Loïc Peyrot

The λ-calculus is a mathematical model of functional programming languages, with an emphasis on function application. Variants of the calculus are of interest to model specific computational behaviors.

The atomic λ-calculus and the λ-calculus with generalized applications are two (independent) variants of the λ-calculus originating in computational interpretations of proof theory. While programming languages are built from specific deterministic evaluation strategies, the existing literature on the atomic λ-calculus and generalized applications only go over the general theory of the calculi. In particular, reduction of terms is unrestricted, and only analyzed qualitatively. This induces a gap between theory and practice, which we strive to diminish in this thesis.

Starting from the atomic λ-calculus, we isolate the most salient concept of its operational semantics, that we call node replication. This is a particular substitution procedure, which duplicates terms finely, one node of the syntax tree at a time. We follow up with λ-calculi with generalized applications. They use a ternary application constructor, adding a continuation to the usual binary application. In this work, we develop the operational theories built on node replication and generalized applications separately. For the two of them: On an operational level, we give several evaluation strategies, all observationally equivalent to the corresponding strategies in the λ-calculus. On a logical level, our approach is guided by quantitative types. We provide different type systems that inductively characterize semantic properties, but also give quantitative bounds on the length of reduction and the size of normal forms.

More precisely, in the first part of this thesis, we implement node replication by means of an explicit substitution calculus. We show in particular how node replication can be used to implement full laziness, a well-known evaluation strategy for functional programming languages like Haskell. We prove observational equivalence properties relating the fully lazy semantics with the standard ones. In the second part of the thesis, we start with an operational and logical characterization of solvability in λ-calculi with generalized applications. We show how this framework gives rise to a remarkable operational theory of call-by-value. The call-by-name characterization relies on an original calculus with generalized applications. We show in both cases that the operational semantics are compatible with a quantitative model, unlike the one of the original call-by-name calculus. We then prove essential properties of this new call-by-name calculus, and show observational equivalence with the original one.

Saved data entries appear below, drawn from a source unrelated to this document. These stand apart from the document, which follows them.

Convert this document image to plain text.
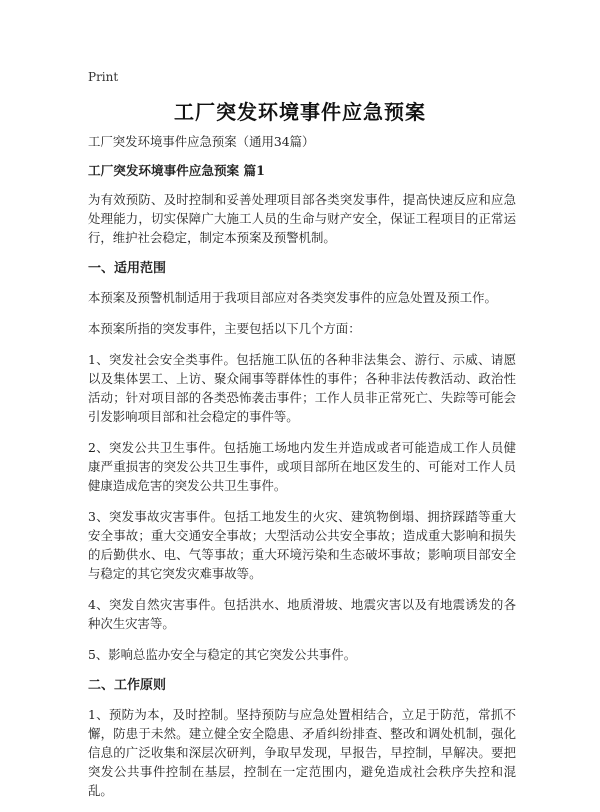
Print
工厂突发环境事件应急预案

工厂突发环境事件应急预案（通用34篇）

工厂突发环境事件应急预案 篇1

为有效预防、及时控制和妥善处理项目部各类突发事件，提高快速反应和应急处理能力，切实保障广大施工人员的生命与财产安全，保证工程项目的正常运行，维护社会稳定，制定本预案及预警机制。

一、适用范围

本预案及预警机制适用于我项目部应对各类突发事件的应急处置及预工作。

本预案所指的突发事件，主要包括以下几个方面：

1、突发社会安全类事件。包括施工队伍的各种非法集会、游行、示威、请愿以及集体罢工、上访、聚众闹事等群体性的事件；各种非法传教活动、政治性活动；针对项目部的各类恐怖袭击事件；工作人员非正常死亡、失踪等可能会引发影响项目部和社会稳定的事件等。

2、突发公共卫生事件。包括施工场地内发生并造成或者可能造成工作人员健康严重损害的突发公共卫生事件，或项目部所在地区发生的、可能对工作人员健康造成危害的突发公共卫生事件。

3、突发事故灾害事件。包括工地发生的火灾、建筑物倒塌、拥挤踩踏等重大安全事故；重大交通安全事故；大型活动公共安全事故；造成重大影响和损失的后勤供水、电、气等事故；重大环境污染和生态破坏事故；影响项目部安全与稳定的其它突发灾难事故等。

4、突发自然灾害事件。包括洪水、地质滑坡、地震灾害以及有地震诱发的各种次生灾害等。

5、影响总监办安全与稳定的其它突发公共事件。

二、工作原则

1、预防为本，及时控制。坚持预防与应急处置相结合，立足于防范，常抓不懈，防患于未然。建立健全安全隐患、矛盾纠纷排查、整改和调处机制，强化信息的广泛收集和深层次研判，争取早发现，早报告，早控制，早解决。要把突发公共事件控制在基层，控制在一定范围内，避免造成社会秩序失控和混乱。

Solvability is a key notion in the theory of call-by-name λ-calculus, used in particular to identify meaningful terms. However, adapting this notion to other call-by-name calculi, or extending it to different models of computation – such as call-by-value –, is not straightforward. In this paper, we study solvability for call-by-name and call-by-value λ-calculi with generalized applications, both variants inspired from von Plato’s natural deduction with generalized elimination rules. We develop an operational as well as a logical theory of solvability for each of them. The operational characterization relies on a notion of solvable reduction for generalized applications, and the logical characterization is given in terms of typability in an appropriate non-idempotent intersection type system. Finally, we show that solvability in generalized applications and solvability in the λ-calculus are equivalent notions.

We introduce a call-by-name lambda-calculus λJ with generalized applications which integrates a notion of distant reduction that allows to unblock β-redexes without resorting to the permutative conversions of generalized applications. We show strong normalization of simply typed terms, and we then fully characterize strong normalization by means of a quantitative typing system. This characterization uses a non-trivial inductive definition of strong normalization –that we relate to others in the literature–, which is based on a weak-head normalizing strategy. Our calculus relates to explicit substitution calculi by means of a translation between the two formalisms which is faithful, in the sense that it preserves strong normalization. We show that our calculus λJ and the well-know calculus ΛJ determine equivalent notions of strong normalization. As a consequence, ΛJ inherits a faithful translation into explicit substitutions, and its strong normalization can be characterized by the quantitative typing system designed for λJ, despite the fact that quantitative subject reduction fails for permutative conversions.

We define and study a term calculus implementing higher-order node replication. It is used to specify two different (weak) evaluation strategies: call-by-name and fully lazy call-by-need, that are shown to be observationally equivalent by using type theoretical technical tools.